Segundo Vygotsky (apud FREITAS, 2002, p.93),
Percebe-se assim a presença de uma função social da fala, desde os primeiros meses da criança. Aos dois anos de idade, a criança começa a perceber o propósito da fala e que cada coisa tem um nome. A fala começa a servir ao intelecto e o pensamento começa a ser verbalizado. Desse momento em diante a criança passa a sentir a necessidade das palavras, tenta aprender os signos: é a descoberta da função simbólica da palavra.

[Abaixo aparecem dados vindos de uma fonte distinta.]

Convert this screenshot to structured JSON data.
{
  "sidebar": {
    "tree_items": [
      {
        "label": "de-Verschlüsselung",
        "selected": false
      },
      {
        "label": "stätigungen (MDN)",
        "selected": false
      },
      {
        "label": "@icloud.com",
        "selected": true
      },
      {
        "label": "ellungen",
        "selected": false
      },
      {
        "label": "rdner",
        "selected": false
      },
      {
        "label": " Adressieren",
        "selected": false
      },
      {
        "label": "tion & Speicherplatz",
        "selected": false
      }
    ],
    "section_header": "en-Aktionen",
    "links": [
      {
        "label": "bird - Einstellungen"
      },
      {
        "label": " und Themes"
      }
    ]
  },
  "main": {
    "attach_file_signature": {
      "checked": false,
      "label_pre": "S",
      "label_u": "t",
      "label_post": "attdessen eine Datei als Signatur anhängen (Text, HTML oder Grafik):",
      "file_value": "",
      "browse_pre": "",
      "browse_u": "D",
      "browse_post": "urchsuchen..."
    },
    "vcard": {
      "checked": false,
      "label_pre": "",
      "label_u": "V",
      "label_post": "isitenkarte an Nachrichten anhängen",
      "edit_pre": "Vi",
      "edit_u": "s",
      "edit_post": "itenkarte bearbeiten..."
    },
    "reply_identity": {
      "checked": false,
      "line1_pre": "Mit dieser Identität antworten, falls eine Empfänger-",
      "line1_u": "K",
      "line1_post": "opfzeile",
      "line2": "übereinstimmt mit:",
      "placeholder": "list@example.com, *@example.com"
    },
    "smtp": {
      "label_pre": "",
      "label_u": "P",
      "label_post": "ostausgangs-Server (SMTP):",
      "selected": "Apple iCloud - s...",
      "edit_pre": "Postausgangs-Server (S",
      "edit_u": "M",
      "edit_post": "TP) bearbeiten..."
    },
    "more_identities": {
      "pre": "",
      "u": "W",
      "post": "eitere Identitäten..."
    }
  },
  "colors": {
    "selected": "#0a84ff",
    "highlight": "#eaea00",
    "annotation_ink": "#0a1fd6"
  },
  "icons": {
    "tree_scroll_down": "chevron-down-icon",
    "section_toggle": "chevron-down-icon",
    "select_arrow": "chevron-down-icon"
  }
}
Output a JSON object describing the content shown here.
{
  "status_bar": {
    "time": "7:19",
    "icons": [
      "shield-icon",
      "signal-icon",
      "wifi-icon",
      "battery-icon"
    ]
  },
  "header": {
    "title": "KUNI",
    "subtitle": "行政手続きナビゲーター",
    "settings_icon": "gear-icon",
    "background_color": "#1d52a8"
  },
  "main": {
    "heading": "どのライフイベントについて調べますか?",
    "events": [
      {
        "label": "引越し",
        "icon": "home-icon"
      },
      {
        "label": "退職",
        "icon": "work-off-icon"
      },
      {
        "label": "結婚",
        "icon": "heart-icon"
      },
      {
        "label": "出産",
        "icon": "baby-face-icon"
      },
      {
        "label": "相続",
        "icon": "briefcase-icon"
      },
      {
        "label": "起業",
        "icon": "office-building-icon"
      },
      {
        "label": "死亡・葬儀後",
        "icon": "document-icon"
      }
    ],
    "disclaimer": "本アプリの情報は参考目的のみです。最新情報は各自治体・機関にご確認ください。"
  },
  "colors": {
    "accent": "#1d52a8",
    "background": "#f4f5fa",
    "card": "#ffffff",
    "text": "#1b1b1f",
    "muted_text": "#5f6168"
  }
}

O brincar faz com que a criança aprenda a viver e pensar. Para Vygotsky (apud
ANDALÓ, 2000, p.8) “o desenvolvimento da inteligência e, consequentemente, do
pensamento e da linguagem, acontece pela interação da criança com o ambiente e
com outras pessoas que a estimule”.
Nas primeiras situações de aprendizagem, o professor atua como mediador, criando
oportunidades para que os alunos tenham autonomia de apropriação de um
conhecimento ou de uma prática. Na concepção de Curto, Murillo e Teixidó (2000,
p.92) destacam que “a criança não aprende espontaneamente, nem por si mesmas.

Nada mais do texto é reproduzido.